How Books Teach Children About Empathy & Compassion

When children read, they open themselves up to the lives and stories of the characters within them. As they connect with these characters on an emotional level, they begin to ride the waves of the character’s emotions, experiencing the highs and lows of their triumphs, struggles and the challenges they face. They start to imagine situations and life through another’s eyes, helping them put themselves in someone else’s shoes, which they take into their real life.

“Books give children an opportunity to put themselves in someone else’s shoes. They start to understand how actions have different consequences, making them think more about their own words and actions in life.”

There are also specific books parents can read with their children to help them better understand different emotions. Busy Books are one type of book designed to teach children the specifics of emotions, what causes them to express different emotions and what may cause others to feel a certain way. 

The My Body Mindfulness Time Printed Busy Book has been recommended by speech therapists, occupational therapists, early childhood educators and paediatric psychologists to help children gain empathy and compassion. Children will perform fun activities, like matching an expression with an emotion, such as a sad face with sadness, to gain a better understanding of different emotions. It’s a great way to help children visualise emotions and what may cause these to happen. The bright, colourful illustrations and hands-on activities help children of all stages and learning abilities be able to focus and learn in a way that’s fun and rewarding. 

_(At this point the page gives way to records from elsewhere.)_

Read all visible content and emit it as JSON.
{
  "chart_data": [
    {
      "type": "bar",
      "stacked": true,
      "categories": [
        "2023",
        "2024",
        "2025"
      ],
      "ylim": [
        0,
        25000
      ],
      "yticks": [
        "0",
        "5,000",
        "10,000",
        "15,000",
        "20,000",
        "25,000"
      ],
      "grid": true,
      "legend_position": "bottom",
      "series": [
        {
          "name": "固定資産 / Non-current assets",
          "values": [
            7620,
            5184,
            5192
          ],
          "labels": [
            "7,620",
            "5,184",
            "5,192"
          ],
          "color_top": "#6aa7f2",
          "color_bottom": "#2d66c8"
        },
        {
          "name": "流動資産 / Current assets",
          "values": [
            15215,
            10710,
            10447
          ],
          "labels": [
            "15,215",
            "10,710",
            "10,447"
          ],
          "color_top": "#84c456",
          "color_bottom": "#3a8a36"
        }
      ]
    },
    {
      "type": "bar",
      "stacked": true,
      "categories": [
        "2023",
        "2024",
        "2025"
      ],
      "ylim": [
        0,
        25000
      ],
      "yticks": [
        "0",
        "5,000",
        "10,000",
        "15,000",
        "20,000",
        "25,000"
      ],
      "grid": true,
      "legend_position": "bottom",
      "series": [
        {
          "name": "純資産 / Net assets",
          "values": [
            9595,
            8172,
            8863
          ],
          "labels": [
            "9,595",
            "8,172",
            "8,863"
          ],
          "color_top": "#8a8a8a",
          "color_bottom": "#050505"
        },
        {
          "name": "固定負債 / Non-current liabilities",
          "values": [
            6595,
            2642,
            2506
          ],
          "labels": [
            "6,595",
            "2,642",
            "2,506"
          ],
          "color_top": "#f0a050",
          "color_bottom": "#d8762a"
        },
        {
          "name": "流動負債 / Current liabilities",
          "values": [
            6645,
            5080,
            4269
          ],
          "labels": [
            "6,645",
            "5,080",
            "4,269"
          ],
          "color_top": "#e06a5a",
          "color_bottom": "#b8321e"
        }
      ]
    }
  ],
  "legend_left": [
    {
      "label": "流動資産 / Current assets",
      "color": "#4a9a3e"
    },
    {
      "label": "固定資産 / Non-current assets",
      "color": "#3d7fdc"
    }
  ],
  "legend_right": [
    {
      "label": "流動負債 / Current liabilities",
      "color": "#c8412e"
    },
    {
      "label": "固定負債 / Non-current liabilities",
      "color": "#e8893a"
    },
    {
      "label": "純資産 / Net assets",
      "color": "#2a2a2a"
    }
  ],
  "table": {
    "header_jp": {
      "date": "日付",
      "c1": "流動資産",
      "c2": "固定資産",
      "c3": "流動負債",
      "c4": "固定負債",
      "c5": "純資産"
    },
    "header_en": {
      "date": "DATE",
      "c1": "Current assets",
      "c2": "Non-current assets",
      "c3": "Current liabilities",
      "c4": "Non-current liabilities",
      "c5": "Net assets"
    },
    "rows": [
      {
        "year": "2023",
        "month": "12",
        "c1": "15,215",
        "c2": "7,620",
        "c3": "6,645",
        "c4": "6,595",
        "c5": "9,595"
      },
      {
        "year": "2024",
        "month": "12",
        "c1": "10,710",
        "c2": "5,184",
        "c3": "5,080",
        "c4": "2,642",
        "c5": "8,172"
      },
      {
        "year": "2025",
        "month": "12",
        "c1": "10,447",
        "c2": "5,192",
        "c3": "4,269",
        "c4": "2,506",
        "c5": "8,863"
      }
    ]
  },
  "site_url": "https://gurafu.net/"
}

Tips for Helping Your Child Learn Empathy & Compassion Through Books

Ask questions.

Reading with your child is important in helping them learn empathy and compassion through books. As you read with your child, take the time to stop and ask them questions about what they have read. For example, if a character was sad, you could ask them what they think made them sad or what you think they could do to make them happy again. It will help your child start to think about other people’s emotions and how they can impact them.

Busy Books give you the opportunity to pause and reflect on stories through activities. As you move through activities, you can have your child stop and add additional thoughts. For example, if they are matching an angry face to the word angry in the My Body Mindfulness Book, you might ask them what has made them angry before and what made them feel happy again. 

Relate stories to real life.

As your child starts to learn about different emotions and shows compassion for characters in stories, you can also relate the events back to real life. For instance, if a character in a story was sad because of a particular event, you could relate it back to something similar in their life. This may be when a sibling made them upset or a friend took their toy and made them feel upset. Connecting stories to real life will help them make connections as they go about their day and think more about how people are feeling.

Be open to conversation.

Some books may touch on difficult or uncomfortable topics, especially as your child gets older. It’s important to create a safe space where your child feels comfortable talking to you about these topics, and sharing how it may make them feel. Encourage them to share their thoughts, emotions and questions. This helps them deepen their understanding and help them develop empathy and compassion towards others facing similar challenges.